Roast Pork Stir-Fry with Egg Fried Rice (3 portions)

This quick stir-fry scales well for meal prep. Quantities below are doubled from the base recipe to yield three generous portions.

Ingredients

  • 510 g pork tenderloin, trimmed and sliced into thin strips
  • 240 g sushi rice (or any short-grain rice)
  • 130 g diced white onion
  • 10 ml extra-virgin olive oil (about 2 tsp)
  • 50 g peas
  • 2 medium eggs
  • 30 ml soy sauce (about 2 tbsp)
  • 30 ml white wine vinegar (about 2 tbsp)
  • Optional: minced garlic or ginger, chilli flakes, spring onions

Method

  1. Rinse rice until the water runs mostly clear. Cook according to packet instructions. Spread on a tray to steam off moisture and cool slightly (best if cooked earlier and chilled).
  2. Heat a large pan or wok over high heat. Add half the oil. Stir-fry pork strips in batches until just cooked and browned; remove and set aside.
  3. Add remaining oil. Sauté onions until translucent.
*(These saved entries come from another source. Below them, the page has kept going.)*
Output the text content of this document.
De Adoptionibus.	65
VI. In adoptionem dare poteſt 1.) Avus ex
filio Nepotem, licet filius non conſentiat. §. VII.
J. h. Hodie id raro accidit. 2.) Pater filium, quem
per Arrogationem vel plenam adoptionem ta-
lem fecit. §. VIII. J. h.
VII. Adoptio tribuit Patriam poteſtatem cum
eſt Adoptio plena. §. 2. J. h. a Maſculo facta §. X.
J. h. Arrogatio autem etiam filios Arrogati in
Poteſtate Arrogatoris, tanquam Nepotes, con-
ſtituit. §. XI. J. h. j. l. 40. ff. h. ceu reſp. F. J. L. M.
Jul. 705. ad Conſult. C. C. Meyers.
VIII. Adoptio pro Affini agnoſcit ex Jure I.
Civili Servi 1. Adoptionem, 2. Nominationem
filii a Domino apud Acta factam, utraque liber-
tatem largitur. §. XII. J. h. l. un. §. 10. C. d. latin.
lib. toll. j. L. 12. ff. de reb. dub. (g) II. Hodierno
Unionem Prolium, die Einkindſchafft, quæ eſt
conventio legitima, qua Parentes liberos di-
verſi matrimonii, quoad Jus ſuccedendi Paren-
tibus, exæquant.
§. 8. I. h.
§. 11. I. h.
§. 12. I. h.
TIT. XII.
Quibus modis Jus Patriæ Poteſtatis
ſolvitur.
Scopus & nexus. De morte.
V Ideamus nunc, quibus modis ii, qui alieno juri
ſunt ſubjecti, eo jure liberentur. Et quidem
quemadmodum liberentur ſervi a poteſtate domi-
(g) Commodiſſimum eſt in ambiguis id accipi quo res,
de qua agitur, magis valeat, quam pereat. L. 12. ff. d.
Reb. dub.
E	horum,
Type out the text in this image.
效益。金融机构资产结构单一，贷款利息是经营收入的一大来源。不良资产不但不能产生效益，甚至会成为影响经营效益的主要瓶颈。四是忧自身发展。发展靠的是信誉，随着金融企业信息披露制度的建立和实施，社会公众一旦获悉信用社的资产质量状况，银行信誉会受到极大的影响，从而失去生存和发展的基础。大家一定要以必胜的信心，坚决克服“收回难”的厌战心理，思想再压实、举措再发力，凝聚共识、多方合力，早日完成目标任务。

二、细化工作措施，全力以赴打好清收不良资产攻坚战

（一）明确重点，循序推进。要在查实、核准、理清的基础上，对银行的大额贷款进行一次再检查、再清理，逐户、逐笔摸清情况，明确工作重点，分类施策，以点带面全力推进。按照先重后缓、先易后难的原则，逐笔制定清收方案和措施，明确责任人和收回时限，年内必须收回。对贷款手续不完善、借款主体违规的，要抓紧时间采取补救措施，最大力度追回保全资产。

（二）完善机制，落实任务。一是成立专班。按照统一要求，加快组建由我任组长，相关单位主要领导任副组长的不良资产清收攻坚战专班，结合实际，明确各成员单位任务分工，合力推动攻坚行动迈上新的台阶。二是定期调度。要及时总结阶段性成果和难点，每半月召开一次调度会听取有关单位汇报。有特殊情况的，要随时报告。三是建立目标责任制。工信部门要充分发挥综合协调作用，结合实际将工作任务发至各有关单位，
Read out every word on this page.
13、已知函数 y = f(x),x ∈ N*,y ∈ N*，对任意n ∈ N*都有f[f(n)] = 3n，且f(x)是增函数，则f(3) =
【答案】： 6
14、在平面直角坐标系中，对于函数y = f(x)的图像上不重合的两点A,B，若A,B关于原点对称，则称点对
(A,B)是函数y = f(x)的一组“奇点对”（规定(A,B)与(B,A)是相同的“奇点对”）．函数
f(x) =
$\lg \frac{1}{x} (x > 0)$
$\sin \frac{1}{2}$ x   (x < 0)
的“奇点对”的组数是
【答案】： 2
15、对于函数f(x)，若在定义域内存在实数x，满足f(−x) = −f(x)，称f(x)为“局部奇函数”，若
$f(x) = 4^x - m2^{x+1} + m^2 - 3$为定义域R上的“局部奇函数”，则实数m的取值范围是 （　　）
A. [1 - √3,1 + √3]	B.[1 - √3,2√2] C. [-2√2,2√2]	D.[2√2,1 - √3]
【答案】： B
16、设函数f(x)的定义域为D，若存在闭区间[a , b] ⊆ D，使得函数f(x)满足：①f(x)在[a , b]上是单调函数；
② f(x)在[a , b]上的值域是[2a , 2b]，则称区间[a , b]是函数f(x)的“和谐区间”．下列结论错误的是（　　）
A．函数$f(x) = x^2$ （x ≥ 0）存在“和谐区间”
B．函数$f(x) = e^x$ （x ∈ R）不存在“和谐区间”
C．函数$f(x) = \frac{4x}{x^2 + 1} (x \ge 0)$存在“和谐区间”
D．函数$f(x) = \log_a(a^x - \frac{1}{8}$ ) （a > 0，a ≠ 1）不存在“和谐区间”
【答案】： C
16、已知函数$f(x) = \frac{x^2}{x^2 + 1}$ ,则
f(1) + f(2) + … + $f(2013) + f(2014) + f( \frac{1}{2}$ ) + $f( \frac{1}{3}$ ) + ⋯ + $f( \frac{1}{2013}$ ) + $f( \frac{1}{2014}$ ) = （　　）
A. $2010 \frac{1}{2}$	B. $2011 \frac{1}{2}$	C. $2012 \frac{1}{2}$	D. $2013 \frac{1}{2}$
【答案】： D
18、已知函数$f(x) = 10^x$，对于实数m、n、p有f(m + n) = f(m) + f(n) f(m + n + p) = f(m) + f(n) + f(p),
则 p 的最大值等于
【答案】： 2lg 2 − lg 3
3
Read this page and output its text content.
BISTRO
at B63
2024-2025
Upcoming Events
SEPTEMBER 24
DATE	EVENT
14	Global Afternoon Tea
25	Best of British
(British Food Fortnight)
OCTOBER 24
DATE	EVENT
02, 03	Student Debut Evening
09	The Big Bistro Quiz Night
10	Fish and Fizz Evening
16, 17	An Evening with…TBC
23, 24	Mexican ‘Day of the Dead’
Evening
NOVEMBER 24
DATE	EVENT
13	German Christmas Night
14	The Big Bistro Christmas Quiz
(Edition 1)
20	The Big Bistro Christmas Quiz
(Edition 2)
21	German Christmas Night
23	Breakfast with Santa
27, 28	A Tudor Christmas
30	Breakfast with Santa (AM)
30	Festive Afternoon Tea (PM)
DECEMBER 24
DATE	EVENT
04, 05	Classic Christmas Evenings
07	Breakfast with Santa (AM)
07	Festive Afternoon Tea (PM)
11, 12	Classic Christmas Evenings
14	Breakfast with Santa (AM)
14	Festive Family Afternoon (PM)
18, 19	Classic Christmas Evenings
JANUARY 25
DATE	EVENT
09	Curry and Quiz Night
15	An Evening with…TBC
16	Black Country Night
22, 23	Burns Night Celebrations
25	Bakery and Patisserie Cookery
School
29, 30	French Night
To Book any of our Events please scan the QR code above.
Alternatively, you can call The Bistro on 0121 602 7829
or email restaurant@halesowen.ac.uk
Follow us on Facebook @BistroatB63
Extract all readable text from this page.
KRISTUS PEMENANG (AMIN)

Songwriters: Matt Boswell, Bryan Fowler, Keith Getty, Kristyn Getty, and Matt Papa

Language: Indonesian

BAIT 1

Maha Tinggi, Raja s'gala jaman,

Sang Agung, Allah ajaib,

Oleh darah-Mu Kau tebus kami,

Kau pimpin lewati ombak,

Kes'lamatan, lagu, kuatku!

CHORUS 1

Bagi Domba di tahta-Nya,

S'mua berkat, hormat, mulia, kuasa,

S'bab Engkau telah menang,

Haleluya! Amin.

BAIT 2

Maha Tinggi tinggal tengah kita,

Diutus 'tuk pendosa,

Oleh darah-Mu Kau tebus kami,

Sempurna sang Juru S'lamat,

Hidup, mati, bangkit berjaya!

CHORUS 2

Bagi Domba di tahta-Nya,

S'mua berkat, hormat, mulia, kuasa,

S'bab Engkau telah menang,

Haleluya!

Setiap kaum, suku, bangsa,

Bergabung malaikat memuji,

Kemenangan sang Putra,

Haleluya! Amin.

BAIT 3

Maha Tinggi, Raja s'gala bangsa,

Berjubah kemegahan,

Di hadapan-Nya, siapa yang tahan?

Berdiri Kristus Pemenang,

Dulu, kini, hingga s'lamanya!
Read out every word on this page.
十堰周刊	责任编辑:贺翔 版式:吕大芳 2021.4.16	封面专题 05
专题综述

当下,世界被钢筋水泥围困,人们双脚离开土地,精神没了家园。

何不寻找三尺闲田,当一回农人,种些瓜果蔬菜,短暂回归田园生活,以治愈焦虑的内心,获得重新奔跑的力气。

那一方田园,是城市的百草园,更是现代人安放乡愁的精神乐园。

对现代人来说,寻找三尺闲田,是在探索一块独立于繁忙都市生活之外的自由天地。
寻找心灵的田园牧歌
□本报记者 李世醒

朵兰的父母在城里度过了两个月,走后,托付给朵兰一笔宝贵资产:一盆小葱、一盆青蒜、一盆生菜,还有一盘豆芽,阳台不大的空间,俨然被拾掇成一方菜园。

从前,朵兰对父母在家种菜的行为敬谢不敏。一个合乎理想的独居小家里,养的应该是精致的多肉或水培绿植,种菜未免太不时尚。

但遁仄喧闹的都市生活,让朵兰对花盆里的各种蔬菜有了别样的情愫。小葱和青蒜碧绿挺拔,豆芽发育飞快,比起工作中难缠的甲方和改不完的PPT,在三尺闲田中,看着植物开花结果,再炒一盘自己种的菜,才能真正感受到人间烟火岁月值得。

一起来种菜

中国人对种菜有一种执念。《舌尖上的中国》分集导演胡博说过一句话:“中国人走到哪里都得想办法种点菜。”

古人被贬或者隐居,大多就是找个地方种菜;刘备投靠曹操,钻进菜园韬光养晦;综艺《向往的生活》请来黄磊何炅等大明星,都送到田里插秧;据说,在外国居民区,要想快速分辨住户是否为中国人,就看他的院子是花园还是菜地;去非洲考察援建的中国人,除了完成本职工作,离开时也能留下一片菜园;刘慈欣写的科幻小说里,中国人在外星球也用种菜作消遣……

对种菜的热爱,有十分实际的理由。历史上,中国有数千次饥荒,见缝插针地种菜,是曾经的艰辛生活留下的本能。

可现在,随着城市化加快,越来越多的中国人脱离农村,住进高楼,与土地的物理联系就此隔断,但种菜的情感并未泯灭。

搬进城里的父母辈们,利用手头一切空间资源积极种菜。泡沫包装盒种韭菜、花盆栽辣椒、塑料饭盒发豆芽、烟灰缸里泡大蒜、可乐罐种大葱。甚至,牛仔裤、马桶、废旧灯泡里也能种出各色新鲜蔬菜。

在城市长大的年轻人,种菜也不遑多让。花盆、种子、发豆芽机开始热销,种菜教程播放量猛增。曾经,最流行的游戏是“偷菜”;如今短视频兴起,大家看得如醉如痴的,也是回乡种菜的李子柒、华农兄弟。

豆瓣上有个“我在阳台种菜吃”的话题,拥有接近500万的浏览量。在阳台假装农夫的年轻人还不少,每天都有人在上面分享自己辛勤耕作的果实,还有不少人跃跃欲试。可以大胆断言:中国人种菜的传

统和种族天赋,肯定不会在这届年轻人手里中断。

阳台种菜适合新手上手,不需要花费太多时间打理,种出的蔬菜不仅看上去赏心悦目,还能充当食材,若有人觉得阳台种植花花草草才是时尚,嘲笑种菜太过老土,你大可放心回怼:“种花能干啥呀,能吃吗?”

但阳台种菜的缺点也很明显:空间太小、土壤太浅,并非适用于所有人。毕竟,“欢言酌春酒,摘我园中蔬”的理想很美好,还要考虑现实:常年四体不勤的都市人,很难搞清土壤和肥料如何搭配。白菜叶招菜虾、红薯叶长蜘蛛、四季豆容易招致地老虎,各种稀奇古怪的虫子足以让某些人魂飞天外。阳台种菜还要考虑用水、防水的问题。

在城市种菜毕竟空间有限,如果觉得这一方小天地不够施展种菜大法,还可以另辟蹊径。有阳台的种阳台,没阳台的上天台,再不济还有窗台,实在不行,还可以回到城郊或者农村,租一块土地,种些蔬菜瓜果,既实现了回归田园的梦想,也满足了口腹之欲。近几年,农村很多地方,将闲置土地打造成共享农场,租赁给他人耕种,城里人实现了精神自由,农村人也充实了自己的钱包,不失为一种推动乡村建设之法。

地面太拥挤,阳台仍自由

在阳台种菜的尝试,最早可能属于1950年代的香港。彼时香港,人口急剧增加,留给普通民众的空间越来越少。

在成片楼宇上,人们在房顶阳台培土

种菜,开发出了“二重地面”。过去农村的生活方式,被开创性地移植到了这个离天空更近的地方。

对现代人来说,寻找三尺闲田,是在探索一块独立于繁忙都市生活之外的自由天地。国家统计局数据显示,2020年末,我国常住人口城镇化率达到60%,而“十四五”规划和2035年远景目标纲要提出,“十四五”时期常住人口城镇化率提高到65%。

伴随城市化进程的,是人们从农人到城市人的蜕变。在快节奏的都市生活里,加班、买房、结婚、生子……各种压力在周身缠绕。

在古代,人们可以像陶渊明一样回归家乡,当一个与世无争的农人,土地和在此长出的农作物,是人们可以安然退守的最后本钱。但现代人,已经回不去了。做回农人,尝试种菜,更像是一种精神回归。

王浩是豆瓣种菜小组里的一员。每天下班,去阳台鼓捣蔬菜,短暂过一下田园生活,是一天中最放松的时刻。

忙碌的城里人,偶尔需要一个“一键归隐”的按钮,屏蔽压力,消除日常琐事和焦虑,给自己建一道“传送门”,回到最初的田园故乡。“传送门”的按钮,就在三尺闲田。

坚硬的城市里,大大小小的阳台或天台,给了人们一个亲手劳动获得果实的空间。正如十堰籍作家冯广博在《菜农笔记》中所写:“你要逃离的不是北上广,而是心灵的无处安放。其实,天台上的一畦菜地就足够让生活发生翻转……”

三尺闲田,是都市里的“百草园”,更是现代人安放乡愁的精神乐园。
Push to one side, crack in eggs and scramble until just set.
  4. Add peas, then the cooked rice. Stir-fry on high heat for 1–2 minutes to reheat and lightly crisp.
  5. Return pork to the wok. Splash in soy sauce and vinegar. Toss to coat and reduce slightly. Adjust seasoning to taste.
  6. Divide into 3 containers. Garnish with sliced spring onions or chilli if using.